うまく行かなかった症例こそ大事に

 会の終了後、本誌記者に対して中西氏はこうコメントした。

中西氏は今年の第57回日本肺癌学会学術集会(12月19〜21日、福岡)の会長も務める。

 「このニボルマブという薬は、がん細胞が眠らせてきた免疫を目覚めさせてがんを抑えるがん治療の新たな方向を示している。しかし一方で、画期的な新薬であるために使用経験も限られており、予想しなかった副作用が今後出現する可能性は高い。副作用は多彩で診療科の枠を超えるが、薬剤を供給する製薬会社もまだデータを収集しながら供給を開始した段階。当面は設備やスタッフが比較的整っている大学病院などに使用施設が限定されるのもやむを得ないのではないか」。

 「しかも、個々の症例について厳密に検討していく必要がある。期待通りの治療効果を上げることは歓迎すべきことだが、より重要なのはは期待した成果を上げられなかった症例である。

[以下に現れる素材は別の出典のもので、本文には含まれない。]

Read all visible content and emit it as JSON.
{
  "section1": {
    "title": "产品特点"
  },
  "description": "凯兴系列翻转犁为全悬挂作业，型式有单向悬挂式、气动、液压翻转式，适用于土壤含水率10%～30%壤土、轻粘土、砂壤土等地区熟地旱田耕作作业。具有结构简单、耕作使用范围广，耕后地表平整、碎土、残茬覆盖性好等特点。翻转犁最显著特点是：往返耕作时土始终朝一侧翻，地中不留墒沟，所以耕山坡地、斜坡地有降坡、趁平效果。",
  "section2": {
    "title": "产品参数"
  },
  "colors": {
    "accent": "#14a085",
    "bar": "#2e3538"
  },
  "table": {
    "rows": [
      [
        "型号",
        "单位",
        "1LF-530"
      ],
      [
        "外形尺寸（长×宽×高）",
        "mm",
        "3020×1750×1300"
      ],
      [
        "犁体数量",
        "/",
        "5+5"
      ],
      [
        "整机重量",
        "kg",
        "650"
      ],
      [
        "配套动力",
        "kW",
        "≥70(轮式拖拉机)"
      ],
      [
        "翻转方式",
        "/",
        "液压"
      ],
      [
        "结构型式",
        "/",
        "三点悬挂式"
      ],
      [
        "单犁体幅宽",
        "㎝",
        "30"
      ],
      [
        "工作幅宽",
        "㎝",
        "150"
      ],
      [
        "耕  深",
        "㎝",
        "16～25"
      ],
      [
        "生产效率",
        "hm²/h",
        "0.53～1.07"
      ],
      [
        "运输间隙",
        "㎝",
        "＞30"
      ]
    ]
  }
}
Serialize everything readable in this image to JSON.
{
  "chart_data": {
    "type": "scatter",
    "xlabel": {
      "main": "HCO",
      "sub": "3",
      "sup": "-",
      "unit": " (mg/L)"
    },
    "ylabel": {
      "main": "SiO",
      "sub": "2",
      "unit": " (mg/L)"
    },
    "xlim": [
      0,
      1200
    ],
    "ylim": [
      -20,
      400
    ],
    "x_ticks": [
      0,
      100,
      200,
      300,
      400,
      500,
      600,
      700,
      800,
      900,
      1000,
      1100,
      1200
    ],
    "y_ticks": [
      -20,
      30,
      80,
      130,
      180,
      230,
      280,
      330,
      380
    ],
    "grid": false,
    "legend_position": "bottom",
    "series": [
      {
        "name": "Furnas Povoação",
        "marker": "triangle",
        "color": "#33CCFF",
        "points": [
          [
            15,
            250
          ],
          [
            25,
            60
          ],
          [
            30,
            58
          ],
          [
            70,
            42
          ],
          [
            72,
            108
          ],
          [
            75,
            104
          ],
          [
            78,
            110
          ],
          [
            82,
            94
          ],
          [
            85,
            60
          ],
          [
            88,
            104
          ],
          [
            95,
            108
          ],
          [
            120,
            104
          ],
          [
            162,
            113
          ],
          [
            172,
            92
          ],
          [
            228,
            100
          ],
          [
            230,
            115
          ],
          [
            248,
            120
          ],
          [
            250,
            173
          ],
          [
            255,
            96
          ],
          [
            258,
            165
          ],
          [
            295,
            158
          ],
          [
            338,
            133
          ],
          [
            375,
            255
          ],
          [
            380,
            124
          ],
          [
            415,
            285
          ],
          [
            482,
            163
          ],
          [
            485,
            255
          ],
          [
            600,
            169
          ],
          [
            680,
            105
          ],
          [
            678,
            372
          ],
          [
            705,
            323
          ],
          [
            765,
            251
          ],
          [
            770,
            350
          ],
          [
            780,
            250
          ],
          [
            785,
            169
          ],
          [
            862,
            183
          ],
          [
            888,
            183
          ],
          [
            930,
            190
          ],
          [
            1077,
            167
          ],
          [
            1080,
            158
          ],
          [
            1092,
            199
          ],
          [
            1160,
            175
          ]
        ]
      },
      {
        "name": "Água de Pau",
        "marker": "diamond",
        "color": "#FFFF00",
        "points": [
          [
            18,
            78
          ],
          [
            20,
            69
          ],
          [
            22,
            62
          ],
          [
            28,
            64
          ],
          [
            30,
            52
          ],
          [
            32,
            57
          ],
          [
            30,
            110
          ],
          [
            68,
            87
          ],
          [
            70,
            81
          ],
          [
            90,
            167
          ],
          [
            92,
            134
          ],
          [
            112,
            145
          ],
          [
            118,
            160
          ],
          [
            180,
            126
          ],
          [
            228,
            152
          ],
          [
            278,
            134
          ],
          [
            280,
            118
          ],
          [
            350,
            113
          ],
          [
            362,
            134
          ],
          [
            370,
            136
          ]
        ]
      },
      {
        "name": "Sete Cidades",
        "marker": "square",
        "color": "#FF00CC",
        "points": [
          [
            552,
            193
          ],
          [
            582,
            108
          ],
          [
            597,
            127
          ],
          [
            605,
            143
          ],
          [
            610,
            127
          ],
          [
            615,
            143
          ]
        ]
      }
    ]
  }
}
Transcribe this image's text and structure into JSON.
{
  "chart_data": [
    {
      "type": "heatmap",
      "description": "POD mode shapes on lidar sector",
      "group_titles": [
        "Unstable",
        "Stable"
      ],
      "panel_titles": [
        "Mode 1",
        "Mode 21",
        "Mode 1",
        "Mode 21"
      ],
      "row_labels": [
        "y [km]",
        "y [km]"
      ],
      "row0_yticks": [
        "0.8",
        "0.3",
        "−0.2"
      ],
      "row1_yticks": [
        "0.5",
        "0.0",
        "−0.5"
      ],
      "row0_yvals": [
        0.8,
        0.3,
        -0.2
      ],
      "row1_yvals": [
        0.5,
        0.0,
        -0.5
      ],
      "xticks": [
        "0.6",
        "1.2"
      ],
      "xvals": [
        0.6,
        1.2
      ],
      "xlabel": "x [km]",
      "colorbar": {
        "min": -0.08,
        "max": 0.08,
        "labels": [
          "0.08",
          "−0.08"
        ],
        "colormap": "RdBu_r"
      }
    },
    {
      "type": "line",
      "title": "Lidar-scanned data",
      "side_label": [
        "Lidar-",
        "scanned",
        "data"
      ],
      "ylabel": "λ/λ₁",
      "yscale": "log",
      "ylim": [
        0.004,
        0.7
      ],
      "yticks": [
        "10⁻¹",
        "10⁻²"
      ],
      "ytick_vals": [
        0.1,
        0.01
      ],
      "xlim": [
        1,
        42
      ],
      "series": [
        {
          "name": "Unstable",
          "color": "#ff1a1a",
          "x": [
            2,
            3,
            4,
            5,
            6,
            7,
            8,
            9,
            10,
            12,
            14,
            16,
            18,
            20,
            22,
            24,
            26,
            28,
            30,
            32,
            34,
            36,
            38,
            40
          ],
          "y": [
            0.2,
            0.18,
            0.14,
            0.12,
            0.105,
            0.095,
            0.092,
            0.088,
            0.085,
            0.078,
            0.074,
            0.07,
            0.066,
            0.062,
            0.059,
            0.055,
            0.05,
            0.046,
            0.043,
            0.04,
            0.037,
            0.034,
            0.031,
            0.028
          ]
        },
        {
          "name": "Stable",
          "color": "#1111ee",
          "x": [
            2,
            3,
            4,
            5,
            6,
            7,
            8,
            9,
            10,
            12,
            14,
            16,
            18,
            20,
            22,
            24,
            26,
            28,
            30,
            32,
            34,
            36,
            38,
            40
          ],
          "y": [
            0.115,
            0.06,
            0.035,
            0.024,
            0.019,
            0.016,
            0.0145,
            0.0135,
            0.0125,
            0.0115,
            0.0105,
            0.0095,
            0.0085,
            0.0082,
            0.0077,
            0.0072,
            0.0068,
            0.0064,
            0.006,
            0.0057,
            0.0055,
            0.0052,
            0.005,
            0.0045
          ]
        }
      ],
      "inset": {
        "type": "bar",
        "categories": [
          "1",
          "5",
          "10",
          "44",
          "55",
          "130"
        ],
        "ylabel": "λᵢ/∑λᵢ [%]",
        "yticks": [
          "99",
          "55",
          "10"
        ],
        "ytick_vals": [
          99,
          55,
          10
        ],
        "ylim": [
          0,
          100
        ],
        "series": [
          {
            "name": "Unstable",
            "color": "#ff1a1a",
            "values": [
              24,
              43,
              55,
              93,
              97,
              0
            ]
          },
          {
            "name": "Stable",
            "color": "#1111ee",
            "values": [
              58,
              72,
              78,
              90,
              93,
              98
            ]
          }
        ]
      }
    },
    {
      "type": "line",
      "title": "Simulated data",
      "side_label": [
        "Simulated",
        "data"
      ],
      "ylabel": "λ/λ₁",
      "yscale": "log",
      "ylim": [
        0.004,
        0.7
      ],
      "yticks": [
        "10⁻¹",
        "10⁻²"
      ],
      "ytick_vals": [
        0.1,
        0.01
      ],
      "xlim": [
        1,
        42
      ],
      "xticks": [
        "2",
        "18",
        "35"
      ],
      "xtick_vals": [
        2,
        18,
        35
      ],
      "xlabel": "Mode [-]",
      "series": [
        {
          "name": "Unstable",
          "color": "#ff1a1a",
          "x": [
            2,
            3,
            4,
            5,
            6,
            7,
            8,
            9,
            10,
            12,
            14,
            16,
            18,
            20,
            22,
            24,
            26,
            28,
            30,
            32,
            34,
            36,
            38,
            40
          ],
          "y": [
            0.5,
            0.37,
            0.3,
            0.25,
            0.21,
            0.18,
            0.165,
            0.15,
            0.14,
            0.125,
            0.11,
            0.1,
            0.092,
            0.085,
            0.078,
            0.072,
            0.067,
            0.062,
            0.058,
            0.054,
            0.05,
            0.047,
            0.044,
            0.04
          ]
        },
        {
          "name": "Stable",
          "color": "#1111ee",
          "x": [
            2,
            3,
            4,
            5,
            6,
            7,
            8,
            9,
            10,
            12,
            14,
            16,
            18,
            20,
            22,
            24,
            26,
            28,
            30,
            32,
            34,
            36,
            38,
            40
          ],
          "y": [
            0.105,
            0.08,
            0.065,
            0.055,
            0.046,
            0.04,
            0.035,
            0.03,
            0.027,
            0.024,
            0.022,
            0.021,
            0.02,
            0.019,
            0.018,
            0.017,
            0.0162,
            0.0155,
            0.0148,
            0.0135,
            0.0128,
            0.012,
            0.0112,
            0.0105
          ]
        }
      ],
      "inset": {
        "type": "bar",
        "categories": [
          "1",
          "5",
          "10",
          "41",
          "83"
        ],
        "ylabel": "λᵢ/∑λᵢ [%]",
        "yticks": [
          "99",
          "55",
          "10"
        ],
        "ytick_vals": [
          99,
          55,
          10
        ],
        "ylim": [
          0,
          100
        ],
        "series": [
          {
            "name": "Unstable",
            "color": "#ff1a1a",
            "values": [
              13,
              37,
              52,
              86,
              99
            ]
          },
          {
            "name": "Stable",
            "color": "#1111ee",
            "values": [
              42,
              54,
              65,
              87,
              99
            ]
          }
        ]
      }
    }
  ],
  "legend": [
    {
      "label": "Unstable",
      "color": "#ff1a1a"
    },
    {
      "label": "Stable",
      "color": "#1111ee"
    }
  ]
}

チームiCIではこうした苦労した症例を中心に検討し、なぜ上手くいかなかったのか理由を追求してく。さらにしっかり公表していくことが我々のような大学病院の義務だと考えている」。

 会合が終了しても、会議室の内外では、立ったまま話し込む血液内科や甲状腺内科、呼吸器内科の医師らの姿があちこちで見られた。3月に予定されている第2回委員会では、ニボルマブ使用のための院内クリニカルパスの作成と最近注目されている劇症1型糖尿病などが議題に上ることになっている。